Below is a list of tips on how to find the right spot for your garden and what to do about shade and existing grass in your yard:
- Where we live, most yards have Bermuda grass, which can be a nightmare to deal with in the garden! It spreads vigorously and can grow right through the black landscaping fabric that’s commonly used to keep weeds out. We’ve found that cardboard topped off with a thick layer of wood chips is a much better solution to keeping Bermuda grass out of our garden. Our first beds were surrounded by Bermuda grass, and we were constantly fighting it off. Once we surrounded the area with cardboard and laid a foot of mulch on top of it, the grass was no longer a problem. We recommend having at least a 2-foot border of wood chips around each bed in order to keep the Bermuda out. Here’s a video showing how we get all our wood chips for free or you can sign up for a free delivery service!
- Find a spot where you think you want to build a garden, and start paying attention to how much sun and shade it receives throughout the day. Pay attention to things like fences, bushes, and trees that might impact how much shade an area receives. Additionally, shadows change throughout the year as the sun changes its arc on the horizon, so you’ll need to think about what the year-round conditions will be like, as well. We built beds that received full sun in the summer, but because they were too close to the fence on the south sides, they were shaded in the fall and spring. Learn from our first-year mistakes and plan things out before you build!
- Pay close attention to where trees and large shrubs grow. Not only do you want to note the shade they produce, but you also want to make sure that you don’t put your garden too close to any of them as their large roots could interfere with the roots of the plants in your garden. If this is unavoidable, you can still plant your garden next to them as long as they can get plenty of sun. You’ll have to build a plywood bottom on your bed to help keep the outside roots from growing in. Be sure to drill holes in the plywood bottom for drainage.
- You can also purchase sunlight calculators on Amazon. Sunlight calculators work by measuring how many hours of sunlight an area receives throughout the day. Just leave them in the spot you want to start your garden, and they do all the hard work for you.
- Convenience is something that you may want to consider when planning your garden. Make sure your garden is somewhere that is easily accessible to you and maybe even within your line of view to help you remember to work out there and harvest your food. We have our large garden area sectioned off behind a fence, but we have a smorgasbord of Smart Pots around our patio filled with things we commonly cook with like kitchen herbs, some tomatoes, peppers, garlic, and many other foods to make it more convenient when we’re in a hurry!

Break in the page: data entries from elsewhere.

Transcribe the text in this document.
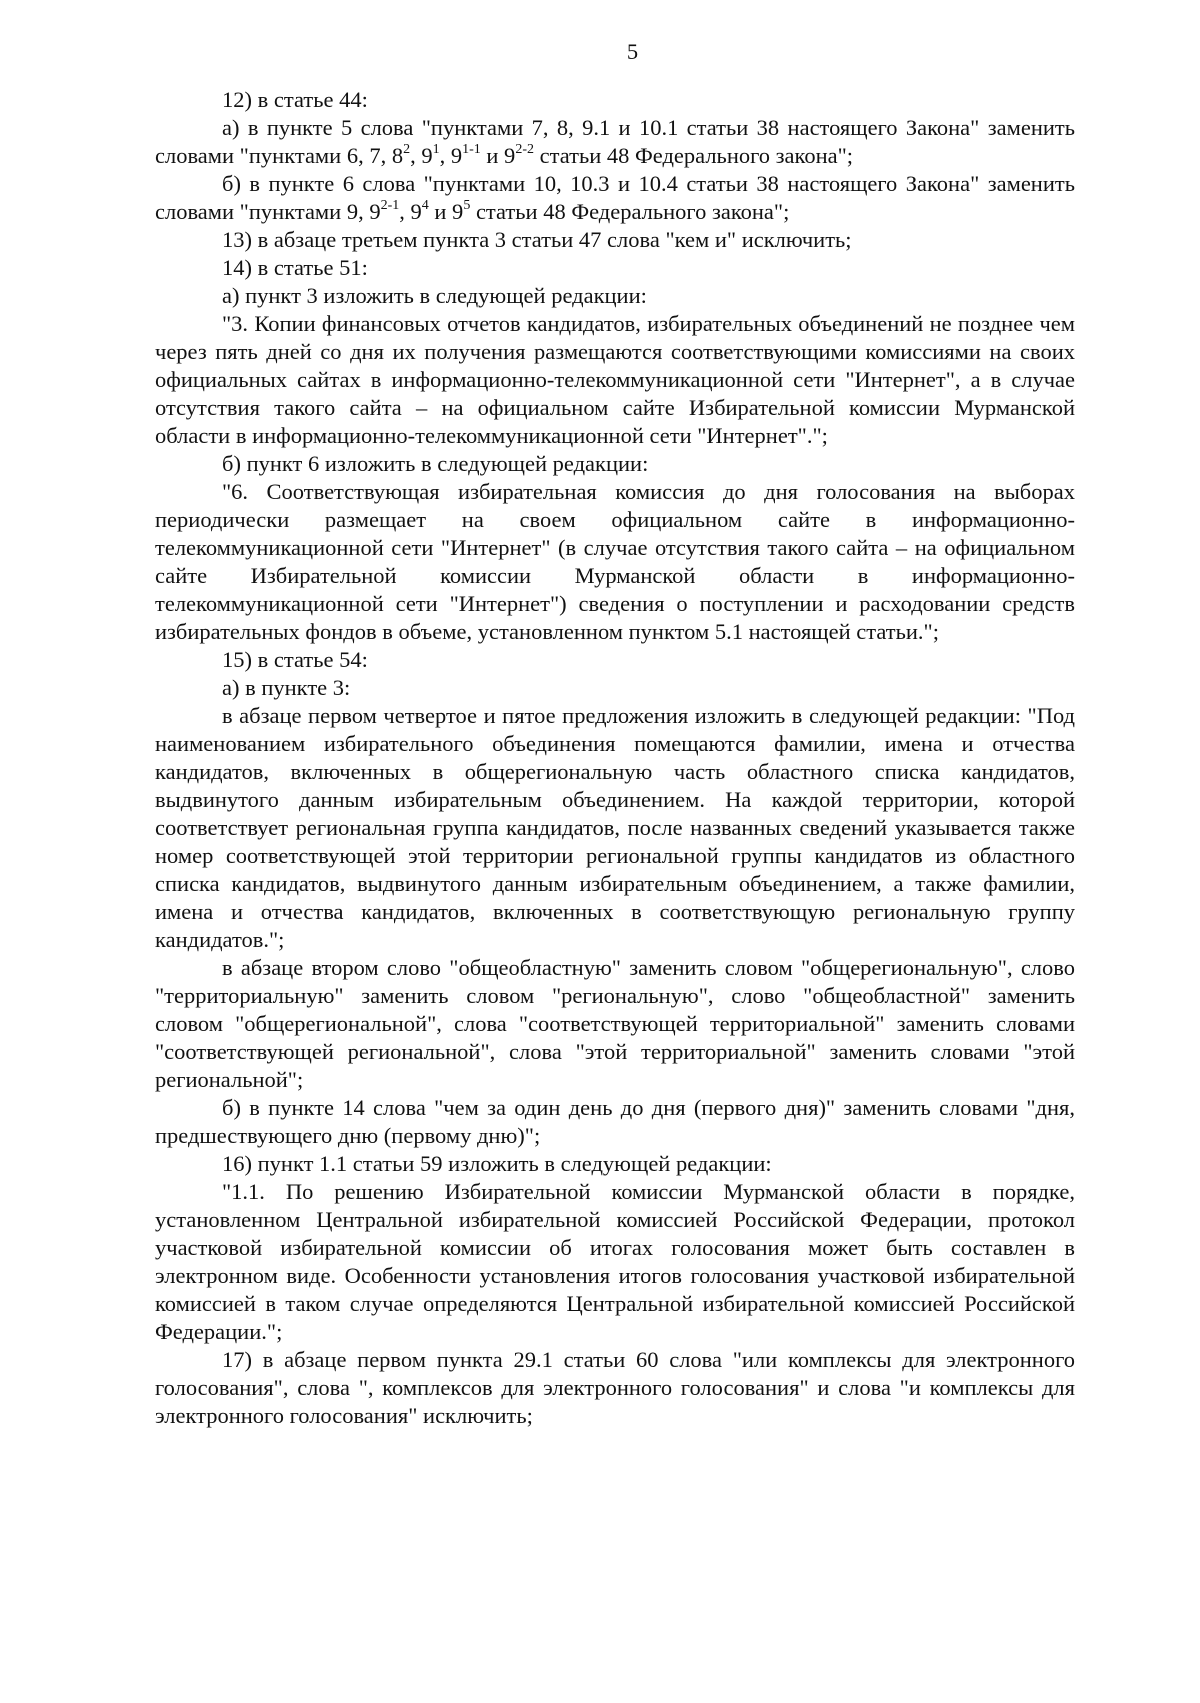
5

12) в статье 44:

а) в пункте 5 слова "пунктами 7, 8, 9.1 и 10.1 статьи 38 настоящего Закона" заменить словами "пунктами 6, 7, $8^2$, $9^1$, 9$^{1-1}$ и 9$^{2-2}$ статьи 48 Федерального закона";

б) в пункте 6 слова "пунктами 10, 10.3 и 10.4 статьи 38 настоящего Закона" заменить словами "пунктами 9, 9$^{2-1}$, $9^4$ и $9^5$ статьи 48 Федерального закона";

13) в абзаце третьем пункта 3 статьи 47 слова "кем и" исключить;

14) в статье 51:

а) пункт 3 изложить в следующей редакции:

"3. Копии финансовых отчетов кандидатов, избирательных объединений не позднее чем через пять дней со дня их получения размещаются соответствующими комиссиями на своих официальных сайтах в информационно-телекоммуникационной сети "Интернет", а в случае отсутствия такого сайта – на официальном сайте Избирательной комиссии Мурманской области в информационно-телекоммуникационной сети "Интернет".";

б) пункт 6 изложить в следующей редакции:

"6. Соответствующая избирательная комиссия до дня голосования на выборах периодически размещает на своем официальном сайте в информационно-телекоммуникационной сети "Интернет" (в случае отсутствия такого сайта – на официальном сайте Избирательной комиссии Мурманской области в информационно-телекоммуникационной сети "Интернет") сведения о поступлении и расходовании средств избирательных фондов в объеме, установленном пунктом 5.1 настоящей статьи.";

15) в статье 54:

а) в пункте 3:

в абзаце первом четвертое и пятое предложения изложить в следующей редакции: "Под наименованием избирательного объединения помещаются фамилии, имена и отчества кандидатов, включенных в общерегиональную часть областного списка кандидатов, выдвинутого данным избирательным объединением. На каждой территории, которой соответствует региональная группа кандидатов, после названных сведений указывается также номер соответствующей этой территории региональной группы кандидатов из областного списка кандидатов, выдвинутого данным избирательным объединением, а также фамилии, имена и отчества кандидатов, включенных в соответствующую региональную группу кандидатов.";

в абзаце втором слово "общеобластную" заменить словом "общерегиональную", слово "территориальную" заменить словом "региональную", слово "общеобластной" заменить словом "общерегиональной", слова "соответствующей территориальной" заменить словами "соответствующей региональной", слова "этой территориальной" заменить словами "этой региональной";

б) в пункте 14 слова "чем за один день до дня (первого дня)" заменить словами "дня, предшествующего дню (первому дню)";

16) пункт 1.1 статьи 59 изложить в следующей редакции:

"1.1. По решению Избирательной комиссии Мурманской области в порядке, установленном Центральной избирательной комиссией Российской Федерации, протокол участковой избирательной комиссии об итогах голосования может быть составлен в электронном виде. Особенности установления итогов голосования участковой избирательной комиссией в таком случае определяются Центральной избирательной комиссией Российской Федерации.";

17) в абзаце первом пункта 29.1 статьи 60 слова "или комплексы для электронного голосования", слова ", комплексов для электронного голосования" и слова "и комплексы для электронного голосования" исключить;
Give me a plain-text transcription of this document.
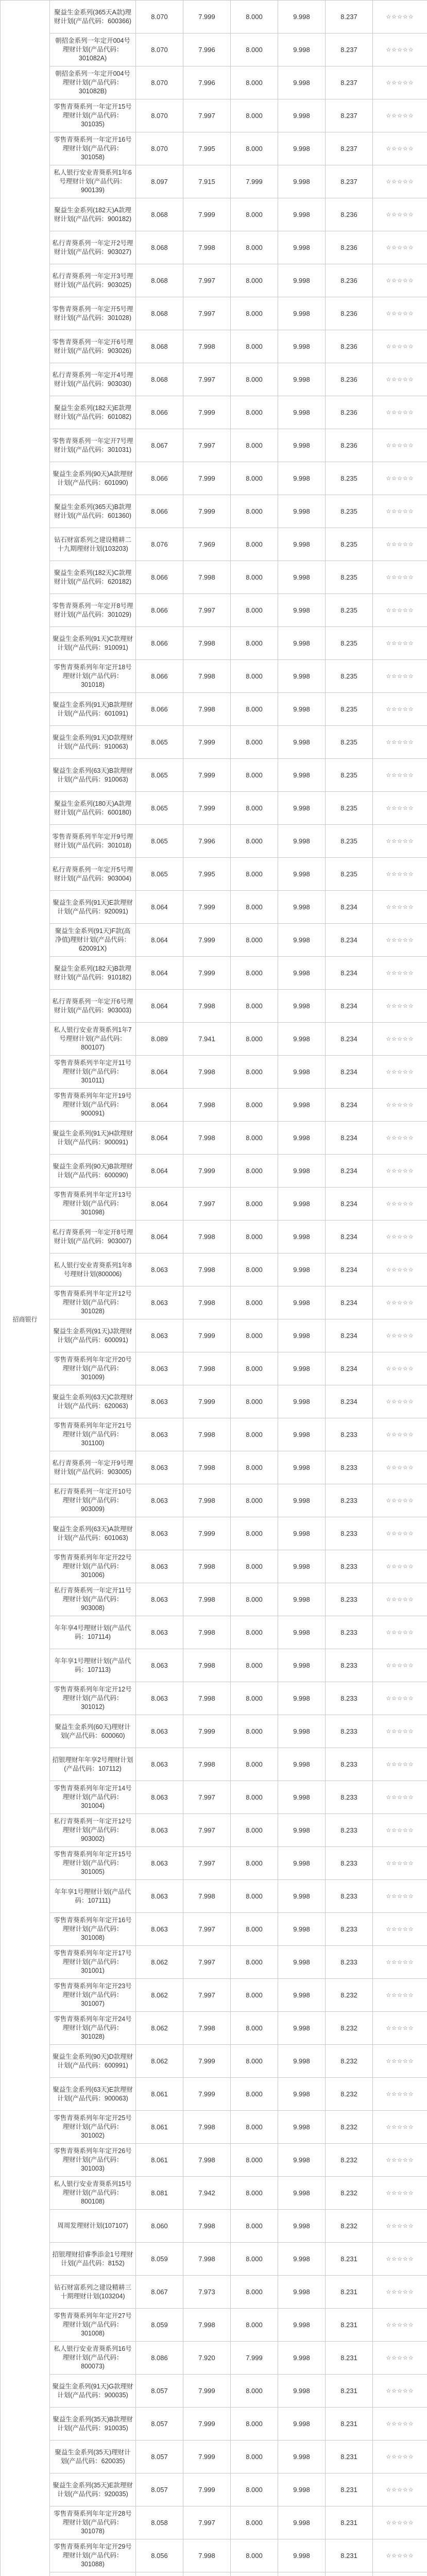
招商银行	聚益生金系列(365天A款)理财计划(产品代码：600366)	8.070	7.999	8.000	9.998	8.237	☆☆☆☆☆
	朝招金系列一年定开004号理财计划(产品代码：301082A)	8.070	7.996	8.000	9.998	8.237	☆☆☆☆☆
	朝招金系列一年定开004号理财计划(产品代码：301082B)	8.070	7.996	8.000	9.998	8.237	☆☆☆☆☆
	零售青葵系列一年定开15号理财计划(产品代码：301035)	8.070	7.997	8.000	9.998	8.237	☆☆☆☆☆
	零售青葵系列一年定开16号理财计划(产品代码：301058)	8.070	7.995	8.000	9.998	8.237	☆☆☆☆☆
	私人银行安业青葵系列1年6号理财计划(产品代码：900139)	8.097	7.915	7.999	9.998	8.237	☆☆☆☆☆
	聚益生金系列(182天)A款理财计划(产品代码：900182)	8.068	7.999	8.000	9.998	8.236	☆☆☆☆☆
	私行青葵系列一年定开2号理财计划(产品代码：903027)	8.068	7.998	8.000	9.998	8.236	☆☆☆☆☆
	私行青葵系列一年定开3号理财计划(产品代码：903025)	8.068	7.997	8.000	9.998	8.236	☆☆☆☆☆
	零售青葵系列一年定开5号理财计划(产品代码：301028)	8.068	7.997	8.000	9.998	8.236	☆☆☆☆☆
	零售青葵系列一年定开6号理财计划(产品代码：903026)	8.068	7.998	8.000	9.998	8.236	☆☆☆☆☆
	私行青葵系列一年定开4号理财计划(产品代码：903030)	8.068	7.997	8.000	9.998	8.236	☆☆☆☆☆
	聚益生金系列(182天)E款理财计划(产品代码：601082)	8.066	7.999	8.000	9.998	8.236	☆☆☆☆☆
	零售青葵系列一年定开7号理财计划(产品代码：301031)	8.067	7.997	8.000	9.998	8.236	☆☆☆☆☆
	聚益生金系列(90天)A款理财计划(产品代码：601090)	8.066	7.999	8.000	9.998	8.235	☆☆☆☆☆
	聚益生金系列(365天)B款理财计划(产品代码：601360)	8.066	7.999	8.000	9.998	8.235	☆☆☆☆☆
	钻石财富系列之建设精耕二十九期理财计划(103203)	8.076	7.969	8.000	9.998	8.235	☆☆☆☆☆
	聚益生金系列(182天)C款理财计划(产品代码：620182)	8.066	7.998	8.000	9.998	8.235	☆☆☆☆☆
	零售青葵系列一年定开8号理财计划(产品代码：301029)	8.066	7.997	8.000	9.998	8.235	☆☆☆☆☆
	聚益生金系列(91天)C款理财计划(产品代码：910091)	8.066	7.998	8.000	9.998	8.235	☆☆☆☆☆
	零售青葵系列年年定开18号理财计划(产品代码：301018)	8.066	7.998	8.000	9.998	8.235	☆☆☆☆☆
	聚益生金系列(91天)B款理财计划(产品代码：601091)	8.066	7.998	8.000	9.998	8.235	☆☆☆☆☆
	聚益生金系列(91天)D款理财计划(产品代码：910063)	8.065	7.999	8.000	9.998	8.235	☆☆☆☆☆
	聚益生金系列(63天)B款理财计划(产品代码：910063)	8.065	7.999	8.000	9.998	8.235	☆☆☆☆☆
	聚益生金系列(180天)A款理财计划(产品代码：600180)	8.065	7.999	8.000	9.998	8.235	☆☆☆☆☆
	零售青葵系列半年定开9号理财计划(产品代码：301018)	8.065	7.996	8.000	9.998	8.235	☆☆☆☆☆
	私行青葵系列一年定开5号理财计划(产品代码：903004)	8.065	7.995	8.000	9.998	8.235	☆☆☆☆☆
	聚益生金系列(91天)E款理财计划(产品代码：920091)	8.064	7.999	8.000	9.998	8.234	☆☆☆☆☆
	聚益生金系列(91天)F款(高净值)理财计划(产品代码：620091X)	8.064	7.999	8.000	9.998	8.234	☆☆☆☆☆
	聚益生金系列(182天)B款理财计划(产品代码：910182)	8.064	7.999	8.000	9.998	8.234	☆☆☆☆☆
	私行青葵系列一年定开6号理财计划(产品代码：903003)	8.064	7.998	8.000	9.998	8.234	☆☆☆☆☆
	私人银行安业青葵系列1年7号理财计划(产品代码：800107)	8.089	7.941	8.000	9.998	8.234	☆☆☆☆☆
	零售青葵系列半年定开11号理财计划(产品代码：301011)	8.064	7.998	8.000	9.998	8.234	☆☆☆☆☆
	零售青葵系列年年定开19号理财计划(产品代码：900091)	8.064	7.998	8.000	9.998	8.234	☆☆☆☆☆
	聚益生金系列(91天)H款理财计划(产品代码：900091)	8.064	7.998	8.000	9.998	8.234	☆☆☆☆☆
	聚益生金系列(90天)B款理财计划(产品代码：600090)	8.064	7.999	8.000	9.998	8.234	☆☆☆☆☆
	零售青葵系列半年定开13号理财计划(产品代码：301098)	8.064	7.997	8.000	9.998	8.234	☆☆☆☆☆
	私行青葵系列一年定开8号理财计划(产品代码：903007)	8.064	7.998	8.000	9.998	8.234	☆☆☆☆☆
	私人银行安业青葵系列1年8号理财计划(800006)	8.063	7.998	8.000	9.998	8.234	☆☆☆☆☆
	零售青葵系列半年定开12号理财计划(产品代码：301028)	8.063	7.998	8.000	9.998	8.234	☆☆☆☆☆
	聚益生金系列(91天)J款理财计划(产品代码：600091)	8.063	7.999	8.000	9.998	8.234	☆☆☆☆☆
	零售青葵系列年年定开20号理财计划(产品代码：301009)	8.063	7.998	8.000	9.998	8.234	☆☆☆☆☆
	聚益生金系列(63天)C款理财计划(产品代码：620063)	8.063	7.999	8.000	9.998	8.234	☆☆☆☆☆
	零售青葵系列年年定开21号理财计划(产品代码：301100)	8.063	7.998	8.000	9.998	8.233	☆☆☆☆☆
	私行青葵系列一年定开9号理财计划(产品代码：903005)	8.063	7.998	8.000	9.998	8.233	☆☆☆☆☆
	私行青葵系列一年定开10号理财计划(产品代码：903009)	8.063	7.998	8.000	9.998	8.233	☆☆☆☆☆
	聚益生金系列(63天)A款理财计划(产品代码：601063)	8.063	7.999	8.000	9.998	8.233	☆☆☆☆☆
	零售青葵系列年年定开22号理财计划(产品代码：301006)	8.063	7.998	8.000	9.998	8.233	☆☆☆☆☆
	私行青葵系列一年定开11号理财计划(产品代码：903008)	8.063	7.998	8.000	9.998	8.233	☆☆☆☆☆
	年年享4号理财计划(产品代码：107114)	8.063	7.998	8.000	9.998	8.233	☆☆☆☆☆
	年年享1号理财计划(产品代码：107113)	8.063	7.998	8.000	9.998	8.233	☆☆☆☆☆
	零售青葵系列年年定开12号理财计划(产品代码：301012)	8.063	7.998	8.000	9.998	8.233	☆☆☆☆☆
	聚益生金系列(60天)理财计划(产品代码：600060)	8.063	7.999	8.000	9.998	8.233	☆☆☆☆☆
	招银理财年年享2号理财计划(产品代码：107112)	8.063	7.998	8.000	9.998	8.233	☆☆☆☆☆
	零售青葵系列年年定开14号理财计划(产品代码：301004)	8.063	7.997	8.000	9.998	8.233	☆☆☆☆☆
	私行青葵系列一年定开12号理财计划(产品代码：903002)	8.063	7.997	8.000	9.998	8.233	☆☆☆☆☆
	零售青葵系列年年定开15号理财计划(产品代码：301005)	8.063	7.997	8.000	9.998	8.233	☆☆☆☆☆
	年年享1号理财计划(产品代码：107111)	8.063	7.998	8.000	9.998	8.233	☆☆☆☆☆
	零售青葵系列年年定开16号理财计划(产品代码：301008)	8.063	7.997	8.000	9.998	8.233	☆☆☆☆☆
	零售青葵系列年年定开17号理财计划(产品代码：301001)	8.062	7.997	8.000	9.998	8.233	☆☆☆☆☆
	零售青葵系列年年定开23号理财计划(产品代码：301007)	8.062	7.997	8.000	9.998	8.232	☆☆☆☆☆
	零售青葵系列年年定开24号理财计划(产品代码：301028)	8.062	7.998	8.000	9.998	8.232	☆☆☆☆☆
	聚益生金系列(90天)D款理财计划(产品代码：600991)	8.062	7.999	8.000	9.998	8.232	☆☆☆☆☆
	聚益生金系列(63天)E款理财计划(产品代码：900063)	8.061	7.999	8.000	9.998	8.232	☆☆☆☆☆
	零售青葵系列年年定开25号理财计划(产品代码：301002)	8.061	7.998	8.000	9.998	8.232	☆☆☆☆☆
	零售青葵系列年年定开26号理财计划(产品代码：301003)	8.061	7.998	8.000	9.998	8.232	☆☆☆☆☆
	私人银行安业青葵系列15号理财计划(产品代码：800108)	8.081	7.942	8.000	9.998	8.232	☆☆☆☆☆
	周周发理财计划(107107)	8.060	7.998	8.000	9.998	8.232	☆☆☆☆☆
	招银理财招睿季添金1号理财计划(产品代码：8152)	8.059	7.998	8.000	9.998	8.231	☆☆☆☆☆
	钻石财富系列之建设精耕三十期理财计划(103204)	8.067	7.973	8.000	9.998	8.231	☆☆☆☆☆
	零售青葵系列年年定开27号理财计划(产品代码：301008)	8.059	7.998	8.000	9.998	8.231	☆☆☆☆☆
	私人银行安业青葵系列16号理财计划(产品代码：800073)	8.086	7.920	7.999	9.998	8.231	☆☆☆☆☆
	聚益生金系列(91天)G款理财计划(产品代码：900035)	8.057	7.999	8.000	9.998	8.231	☆☆☆☆☆
	聚益生金系列(35天)B款理财计划(产品代码：910035)	8.057	7.999	8.000	9.998	8.231	☆☆☆☆☆
	聚益生金系列(35天)理财计划(产品代码：620035)	8.057	7.999	8.000	9.998	8.231	☆☆☆☆☆
	聚益生金系列(35天)E款理财计划(产品代码：920035)	8.057	7.999	8.000	9.998	8.231	☆☆☆☆☆
	零售青葵系列年年定开28号理财计划(产品代码：301078)	8.058	7.997	8.000	9.998	8.231	☆☆☆☆☆
	零售青葵系列年年定开29号理财计划(产品代码：301088)	8.056	7.998	8.000	9.998	8.231	☆☆☆☆☆
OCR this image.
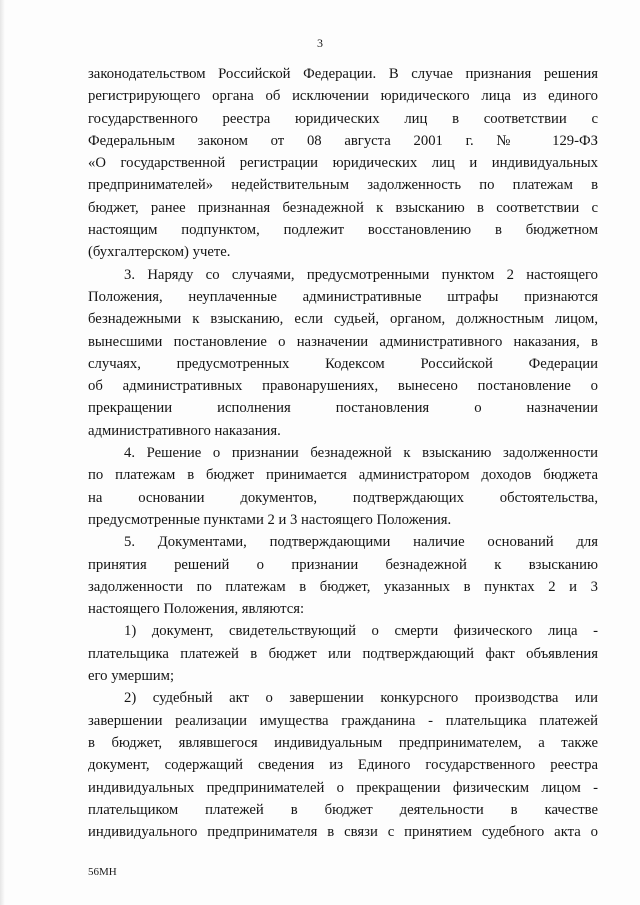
3
законодательством Российской Федерации. В случае признания решения
регистрирующего органа об исключении юридического лица из единого
государственного реестра юридических лиц в соответствии с
Федеральным законом от 08 августа 2001 г. № 129-ФЗ
«О государственной регистрации юридических лиц и индивидуальных
предпринимателей» недействительным задолженность по платежам в
бюджет, ранее признанная безнадежной к взысканию в соответствии с
настоящим подпунктом, подлежит восстановлению в бюджетном
(бухгалтерском) учете.
3. Наряду со случаями, предусмотренными пунктом 2 настоящего
Положения, неуплаченные административные штрафы признаются
безнадежными к взысканию, если судьей, органом, должностным лицом,
вынесшими постановление о назначении административного наказания, в
случаях, предусмотренных Кодексом Российской Федерации
об административных правонарушениях, вынесено постановление о
прекращении исполнения постановления о назначении
административного наказания.
4. Решение о признании безнадежной к взысканию задолженности
по платежам в бюджет принимается администратором доходов бюджета
на основании документов, подтверждающих обстоятельства,
предусмотренные пунктами 2 и 3 настоящего Положения.
5. Документами, подтверждающими наличие оснований для
принятия решений о признании безнадежной к взысканию
задолженности по платежам в бюджет, указанных в пунктах 2 и 3
настоящего Положения, являются:
1) документ, свидетельствующий о смерти физического лица -
плательщика платежей в бюджет или подтверждающий факт объявления
его умершим;
2) судебный акт о завершении конкурсного производства или
завершении реализации имущества гражданина - плательщика платежей
в бюджет, являвшегося индивидуальным предпринимателем, а также
документ, содержащий сведения из Единого государственного реестра
индивидуальных предпринимателей о прекращении физическим лицом -
плательщиком платежей в бюджет деятельности в качестве
индивидуального предпринимателя в связи с принятием судебного акта о
56МН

- Plants can be heavily affected by wind, especially especially in the flat planes of the Midwest. Putting your garden in an area that receives protection from wind can really boost your production! You can also build wind-break walls using shade cloth attached to T-Posts or by trellising plants on the west sides of your bed. You’ll also need to avoid locations that are prone to flooding because even though plants love water, too much can cause just as many problems as not enough!